Conditions de travail et sécurité
Travailler dans le négoce de matériaux de construction implique souvent des environnements variés : entrepôts, dépôts, zones de chargement ou espaces commerciaux. Votre employeur a l’obligation de garantir votre sécurité et de veiller à ce que les conditions d’exercice de votre activité respectent les normes d’hygiène en vigueur. Cela passe par la mise en place de mesures concrètes de prévention des risques professionnels, adaptées aux spécificités de chaque poste.
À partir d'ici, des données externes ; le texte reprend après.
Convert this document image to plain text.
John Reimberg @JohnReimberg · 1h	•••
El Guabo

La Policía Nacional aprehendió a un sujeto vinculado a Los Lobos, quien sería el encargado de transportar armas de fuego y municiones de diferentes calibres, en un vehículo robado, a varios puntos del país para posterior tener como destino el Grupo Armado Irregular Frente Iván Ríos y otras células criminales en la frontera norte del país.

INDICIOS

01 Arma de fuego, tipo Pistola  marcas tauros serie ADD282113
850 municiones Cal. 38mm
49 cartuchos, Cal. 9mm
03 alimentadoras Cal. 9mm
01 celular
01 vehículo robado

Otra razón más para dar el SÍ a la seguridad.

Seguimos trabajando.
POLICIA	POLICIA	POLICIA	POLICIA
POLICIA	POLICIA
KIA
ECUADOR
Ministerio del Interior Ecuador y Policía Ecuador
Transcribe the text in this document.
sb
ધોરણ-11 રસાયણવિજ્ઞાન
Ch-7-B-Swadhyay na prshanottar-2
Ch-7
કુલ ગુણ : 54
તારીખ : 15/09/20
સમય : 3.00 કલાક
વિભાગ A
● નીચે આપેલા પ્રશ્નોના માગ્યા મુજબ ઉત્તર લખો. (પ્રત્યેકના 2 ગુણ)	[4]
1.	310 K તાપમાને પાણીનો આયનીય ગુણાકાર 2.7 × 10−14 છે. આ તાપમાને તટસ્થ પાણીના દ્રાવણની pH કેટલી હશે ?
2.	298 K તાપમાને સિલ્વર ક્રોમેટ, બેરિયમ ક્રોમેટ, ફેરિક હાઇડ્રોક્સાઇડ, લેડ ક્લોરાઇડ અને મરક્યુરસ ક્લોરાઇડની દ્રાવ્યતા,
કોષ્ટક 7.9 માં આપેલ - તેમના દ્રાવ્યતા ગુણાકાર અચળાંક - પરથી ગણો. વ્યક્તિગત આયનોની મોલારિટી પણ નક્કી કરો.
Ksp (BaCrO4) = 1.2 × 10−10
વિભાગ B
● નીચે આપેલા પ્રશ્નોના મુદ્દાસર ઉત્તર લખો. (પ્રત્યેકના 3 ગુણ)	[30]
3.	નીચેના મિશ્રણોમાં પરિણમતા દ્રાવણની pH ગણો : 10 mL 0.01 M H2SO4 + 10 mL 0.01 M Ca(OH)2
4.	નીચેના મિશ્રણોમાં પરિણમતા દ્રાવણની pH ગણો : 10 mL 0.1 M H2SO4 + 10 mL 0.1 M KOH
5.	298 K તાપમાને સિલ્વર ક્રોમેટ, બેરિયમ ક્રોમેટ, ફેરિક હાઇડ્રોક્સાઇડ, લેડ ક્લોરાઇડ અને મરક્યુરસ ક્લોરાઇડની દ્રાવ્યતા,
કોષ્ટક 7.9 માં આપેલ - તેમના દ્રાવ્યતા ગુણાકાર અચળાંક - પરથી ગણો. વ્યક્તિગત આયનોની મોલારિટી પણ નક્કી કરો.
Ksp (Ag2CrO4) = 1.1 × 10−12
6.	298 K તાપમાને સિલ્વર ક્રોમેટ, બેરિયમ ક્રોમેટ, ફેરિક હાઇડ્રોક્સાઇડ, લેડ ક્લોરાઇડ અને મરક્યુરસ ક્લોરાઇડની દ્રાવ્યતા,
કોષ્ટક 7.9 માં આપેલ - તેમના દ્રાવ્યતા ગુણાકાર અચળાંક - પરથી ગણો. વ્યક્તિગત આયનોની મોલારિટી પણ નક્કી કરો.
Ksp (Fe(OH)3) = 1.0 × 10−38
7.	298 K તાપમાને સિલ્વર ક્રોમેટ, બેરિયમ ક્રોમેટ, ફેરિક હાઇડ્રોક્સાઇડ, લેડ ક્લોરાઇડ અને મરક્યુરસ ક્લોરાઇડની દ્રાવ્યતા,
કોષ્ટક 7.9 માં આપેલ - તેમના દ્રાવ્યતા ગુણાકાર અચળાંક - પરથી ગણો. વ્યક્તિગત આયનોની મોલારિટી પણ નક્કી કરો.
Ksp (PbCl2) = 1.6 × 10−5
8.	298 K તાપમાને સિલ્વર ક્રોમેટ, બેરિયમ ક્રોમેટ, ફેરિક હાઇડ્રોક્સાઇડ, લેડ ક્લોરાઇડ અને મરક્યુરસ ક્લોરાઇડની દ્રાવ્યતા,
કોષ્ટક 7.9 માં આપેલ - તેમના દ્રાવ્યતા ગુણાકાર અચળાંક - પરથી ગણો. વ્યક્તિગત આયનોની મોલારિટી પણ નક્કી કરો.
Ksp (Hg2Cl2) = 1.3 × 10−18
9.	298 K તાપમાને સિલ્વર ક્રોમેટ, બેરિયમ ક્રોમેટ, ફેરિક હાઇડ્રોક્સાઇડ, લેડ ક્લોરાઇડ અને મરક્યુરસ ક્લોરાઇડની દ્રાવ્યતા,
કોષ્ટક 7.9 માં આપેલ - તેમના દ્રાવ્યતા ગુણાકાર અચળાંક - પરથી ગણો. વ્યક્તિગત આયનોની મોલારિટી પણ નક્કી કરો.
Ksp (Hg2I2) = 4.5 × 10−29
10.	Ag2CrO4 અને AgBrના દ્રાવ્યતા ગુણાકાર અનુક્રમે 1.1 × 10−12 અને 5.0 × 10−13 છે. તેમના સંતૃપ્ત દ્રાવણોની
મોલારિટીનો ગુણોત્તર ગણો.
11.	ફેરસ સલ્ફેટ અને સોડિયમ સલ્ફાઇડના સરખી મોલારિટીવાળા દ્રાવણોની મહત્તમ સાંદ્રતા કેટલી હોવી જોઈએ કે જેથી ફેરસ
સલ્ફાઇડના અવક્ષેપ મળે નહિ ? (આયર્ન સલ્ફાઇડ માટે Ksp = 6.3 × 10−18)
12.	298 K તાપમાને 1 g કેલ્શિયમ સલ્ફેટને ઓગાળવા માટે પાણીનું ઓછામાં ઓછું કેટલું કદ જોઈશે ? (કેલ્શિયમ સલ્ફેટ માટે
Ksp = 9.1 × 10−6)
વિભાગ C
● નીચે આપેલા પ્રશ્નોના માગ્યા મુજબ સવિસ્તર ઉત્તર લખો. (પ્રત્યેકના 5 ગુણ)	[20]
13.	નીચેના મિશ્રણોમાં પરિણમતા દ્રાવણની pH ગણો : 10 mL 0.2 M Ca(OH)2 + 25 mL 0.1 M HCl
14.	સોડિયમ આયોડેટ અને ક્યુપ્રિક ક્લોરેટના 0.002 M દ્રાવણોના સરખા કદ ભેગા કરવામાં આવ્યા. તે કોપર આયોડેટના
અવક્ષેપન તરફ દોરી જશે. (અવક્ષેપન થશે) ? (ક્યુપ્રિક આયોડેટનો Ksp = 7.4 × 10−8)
Vous avez droit à des équipements de protection individuelle si votre fonction l’exige : vêtements adaptés, chaussures de sécurité, gants ou protections auditives, selon les tâches accomplies. L’entreprise doit également aménager les locaux de manière à limiter les dangers liés à la manutention, aux déplacements ou à la manipulation de matériaux lourds. Les postes de travail doivent être pensés pour réduire la pénibilité et favoriser une organisation ergonomique, notamment pour les salariés exposés à des contraintes physiques répétées.
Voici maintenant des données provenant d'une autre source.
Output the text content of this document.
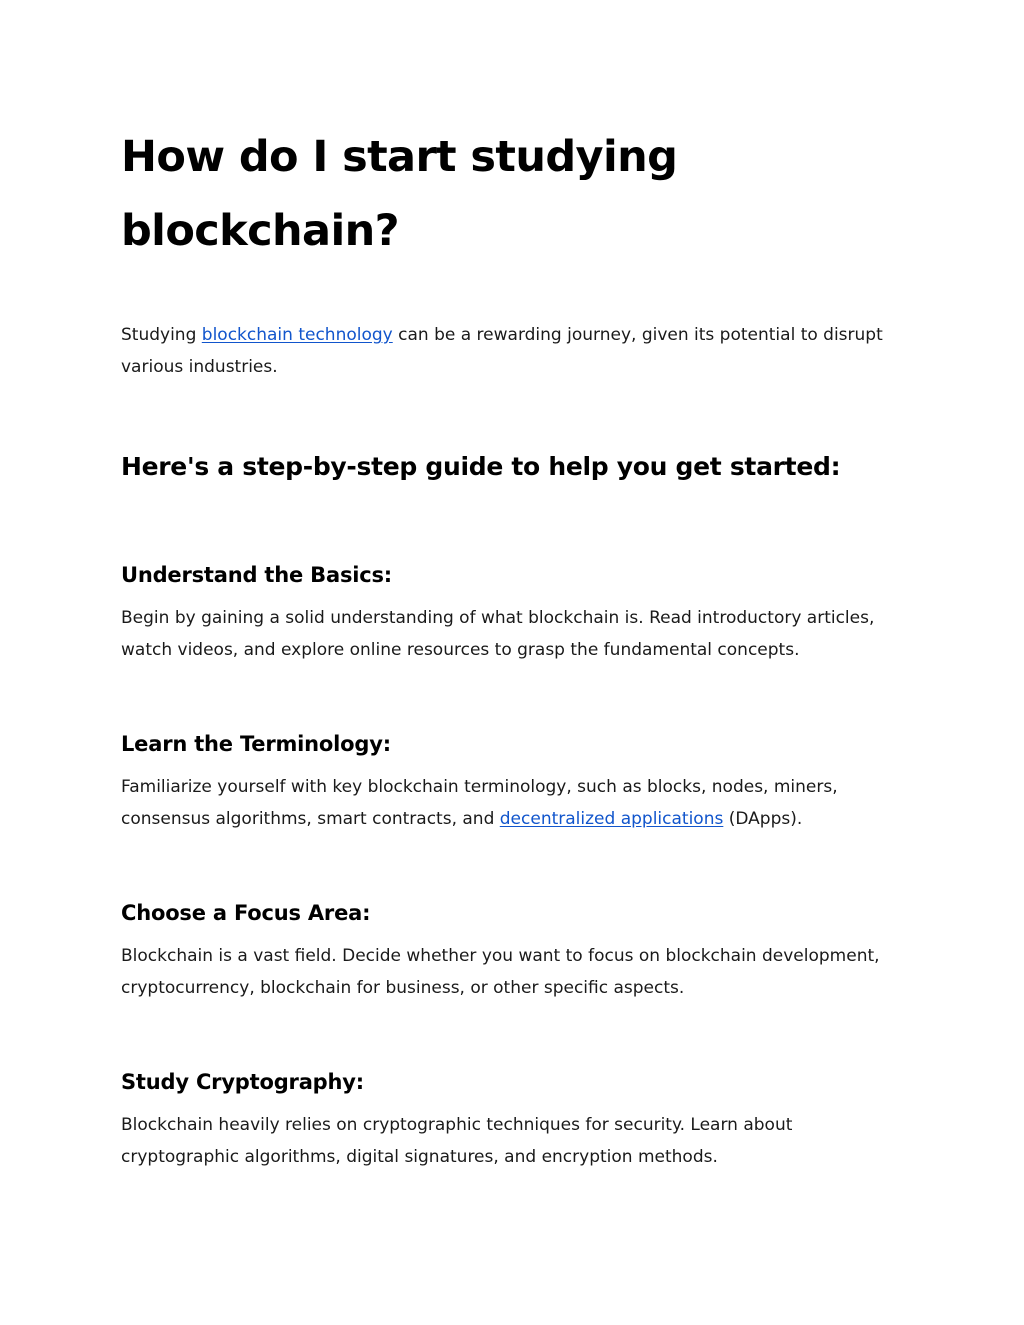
How do I start studying blockchain?

Studying blockchain technology can be a rewarding journey, given its potential to disrupt various industries.

Here's a step-by-step guide to help you get started:
Understand the Basics:

Begin by gaining a solid understanding of what blockchain is. Read introductory articles, watch videos, and explore online resources to grasp the fundamental concepts.

Learn the Terminology:

Familiarize yourself with key blockchain terminology, such as blocks, nodes, miners, consensus algorithms, smart contracts, and decentralized applications (DApps).

Choose a Focus Area:

Blockchain is a vast field. Decide whether you want to focus on blockchain development, cryptocurrency, blockchain for business, or other specific aspects.

Study Cryptography:

Blockchain heavily relies on cryptographic techniques for security. Learn about cryptographic algorithms, digital signatures, and encryption methods.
La prévention repose aussi sur une responsabilité partagée : si l’employeur encadre et met en oeuvre les dispositifs de sécurité, vous êtes invité à respecter les consignes et à signaler toute situation dangereuse. Des formations spécifiques peuvent être proposées pour renforcer la culture de la sécurité au quotidien. Enfin, des contrôles réguliers et un suivi médical adapté permettent de veiller à votre santé tout au long de votre parcours professionnel.
Maladie et prévoyance
Lorsque vous êtes confronté à un arrêt de travail pour maladie ou accident, plusieurs dispositifs se mettent en place pour vous protéger. Votre convention collective prévoit un accompagnement financier qui vient compléter les prestations de la Sécurité sociale, sous certaines conditions bien définies.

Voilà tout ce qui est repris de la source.